E esse processo fica ainda mais desafiador para mulheres, que realizam uma média de 22 a 26 horas semanais de trabalho doméstico não-remunerado. O dobro do tempo gasto pelos homens no Brasil, informa a especialista.
“Esse trabalho invisível e não-remunerado compromete o descanso e o lazer das mulheres, tornando o descanso menos reparador. Como resultado, para elas o dia de domingo torna-se um período onde a sensação de recompensa parece distante, levando ao questionamento sobre o que realmente se ganha com tanto esforço”, ressalta Ana.

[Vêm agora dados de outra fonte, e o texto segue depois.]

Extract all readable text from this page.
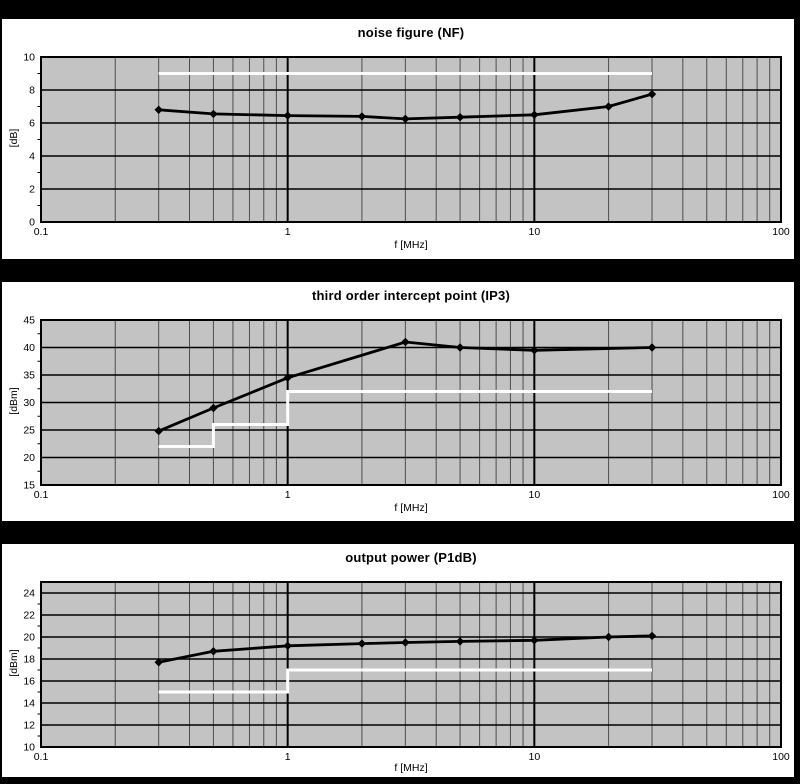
noise figure (NF)
[dB]
0
2
4
6
8
10
0.1	1	10	100
f [MHz]
third order intercept point (IP3)
[dBm]
15
20
25
30
35
40
45
0.1	1	10	100
f [MHz]
output power (P1dB)
[dBm]
10
12
14
16
18
20
22
24
0.1	1	10	100
f [MHz]
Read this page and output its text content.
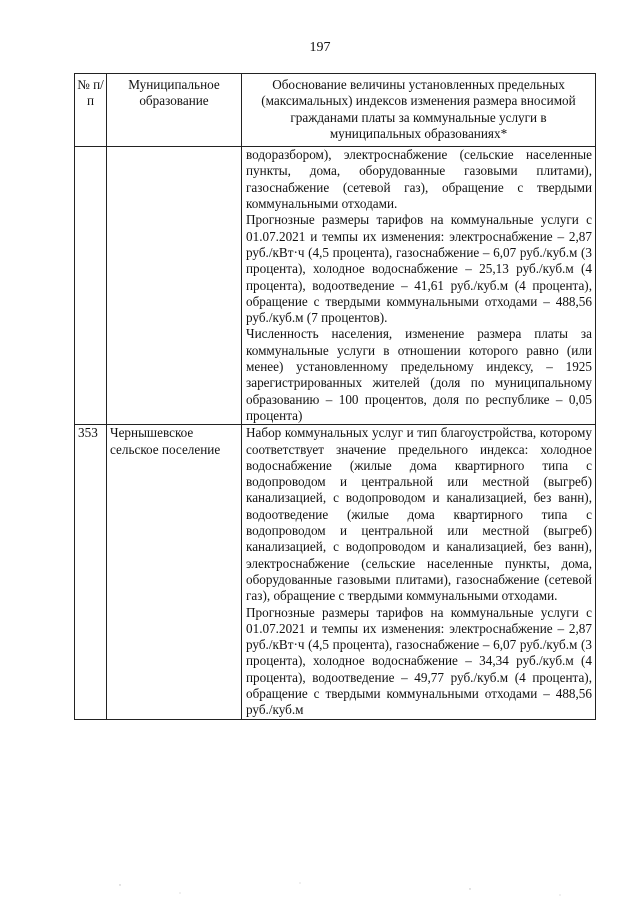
197
№ п/п	Муниципальное образование	Обоснование величины установленных предельных (максимальных) индексов изменения размера вносимой гражданами платы за коммунальные услуги в муниципальных образованиях*

		водоразбором), электроснабжение (сельские населенные пункты, дома, оборудованные газовыми плитами), газоснабжение (сетевой газ), обращение с твердыми коммунальными отходами.
Прогнозные размеры тарифов на коммунальные услуги с 01.07.2021 и темпы их изменения: электроснабжение – 2,87 руб./кВт·ч (4,5 процента), газоснабжение – 6,07 руб./куб.м (3 процента), холодное водоснабжение – 25,13 руб./куб.м (4 процента), водоотведение – 41,61 руб./куб.м (4 процента), обращение с твердыми коммунальными отходами – 488,56 руб./куб.м (7 процентов).
Численность населения, изменение размера платы за коммунальные услуги в отношении которого равно (или менее) установленному предельному индексу, – 1925 зарегистрированных жителей (доля по муниципальному образованию – 100 процентов, доля по республике – 0,05 процента)

353	Чернышевское сельское поселение	Набор коммунальных услуг и тип благоустройства, которому соответствует значение предельного индекса: холодное водоснабжение (жилые дома квартирного типа с водопроводом и центральной или местной (выгреб) канализацией, с водопроводом и канализацией, без ванн), водоотведение (жилые дома квартирного типа с водопроводом и центральной или местной (выгреб) канализацией, с водопроводом и канализацией, без ванн), электроснабжение (сельские населенные пункты, дома, оборудованные газовыми плитами), газоснабжение (сетевой газ), обращение с твердыми коммунальными отходами.
Прогнозные размеры тарифов на коммунальные услуги с 01.07.2021 и темпы их изменения: электроснабжение – 2,87 руб./кВт·ч (4,5 процента), газоснабжение – 6,07 руб./куб.м (3 процента), холодное водоснабжение – 34,34 руб./куб.м (4 процента), водоотведение – 49,77 руб./куб.м (4 процента), обращение с твердыми коммунальными отходами – 488,56 руб./куб.м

Por esses e outros motivos que acometem cada um, o domingo pode gerar um sentimento de estagnação, como se o tempo estivesse passando, mas sem novidades ou experiências realmente significativas.
“A cada nova semana que se inicia, essa percepção de repetição e falta de pausa se intensifica, levando a um cansaço emocional e à sensação de que a vida se transformou em um replay sem fim, contribuindo para um sentimento profundo de angústia no domingo”, completa a profissional.

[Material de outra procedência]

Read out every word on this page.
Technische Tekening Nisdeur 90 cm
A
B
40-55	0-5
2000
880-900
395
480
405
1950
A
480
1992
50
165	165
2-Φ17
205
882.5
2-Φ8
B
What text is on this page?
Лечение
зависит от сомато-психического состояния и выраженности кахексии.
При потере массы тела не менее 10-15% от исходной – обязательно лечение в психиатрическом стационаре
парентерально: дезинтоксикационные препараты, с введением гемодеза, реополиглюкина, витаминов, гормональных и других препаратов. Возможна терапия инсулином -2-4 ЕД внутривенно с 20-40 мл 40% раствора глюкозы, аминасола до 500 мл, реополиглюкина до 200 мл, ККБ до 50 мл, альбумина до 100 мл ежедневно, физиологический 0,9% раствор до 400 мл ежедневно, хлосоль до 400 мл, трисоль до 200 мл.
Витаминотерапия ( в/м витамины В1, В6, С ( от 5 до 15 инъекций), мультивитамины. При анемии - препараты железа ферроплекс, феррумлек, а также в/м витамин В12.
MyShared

Dicas para ressignificar o seu domingo
Apesar dos diversos motivos que nos levam a sofrer com a tristeza de domingo, algumas práticas podem aliviar esse sentimento e ressignificar esse dia da semana que deveria ser dedicado exclusivamente ao descanso.
A principal sugestão de Ana Tomazelli é entender e respeitar o que o seu corpo e mente realmente precisam para se reequilibrar.
“Um domingo leve começa com a qualidade do descanso e dos momentos de prazer que você consegue cultivar ao longo de toda a semana. Assim, para quem passa a semana em um trabalho muito físico, o descanso ideal pode ser realmente repousado. Para quem passa o dia em atividades intelectuais, o descanso pode ser algo mais ativo, que envolva o corpo”, explica a psicóloga.
Quatro ideias práticas para suavizar seu domingo
Para quem tem dificuldade de pensar em formas fáceis de se cuidar no final de semana, Artur sugere uma lista de atividades:
- Atividades de relaxamento: exercícios de respiração, alongamento ou leitura de livros leves podem ajudar a criar um clima de serenidade.
- Socialização leve: um jantar com amigos ou família pode trazer um sentimento de pertencimento e prazer.
- Limitação do uso de dispositivos: evitar redes sociais ou assuntos relacionados ao trabalho ajuda a manter o foco no presente, sem antecipar as pressões da semana.
- Preparação prática: organizar a roupa para o dia seguinte, planejar o café da manhã ou preparar um espaço agradável de trabalho pode ajudar a mente a se preparar para a semana sem se sobrecarregar.
Por fim, o psicólogo parafraseia Freud para pontuar que “o prazer e o desprazer são dois polos essenciais que movem o comportamento humano”.
E o domingo, como um espaço intermediário entre esses dois extremos, pode ser vivido com mais serenidade se aceitarmos o momento de transição. E enxergarmos nele, quem sabe, uma chance de começar uma nova semana, transformando o que for possível para melhor.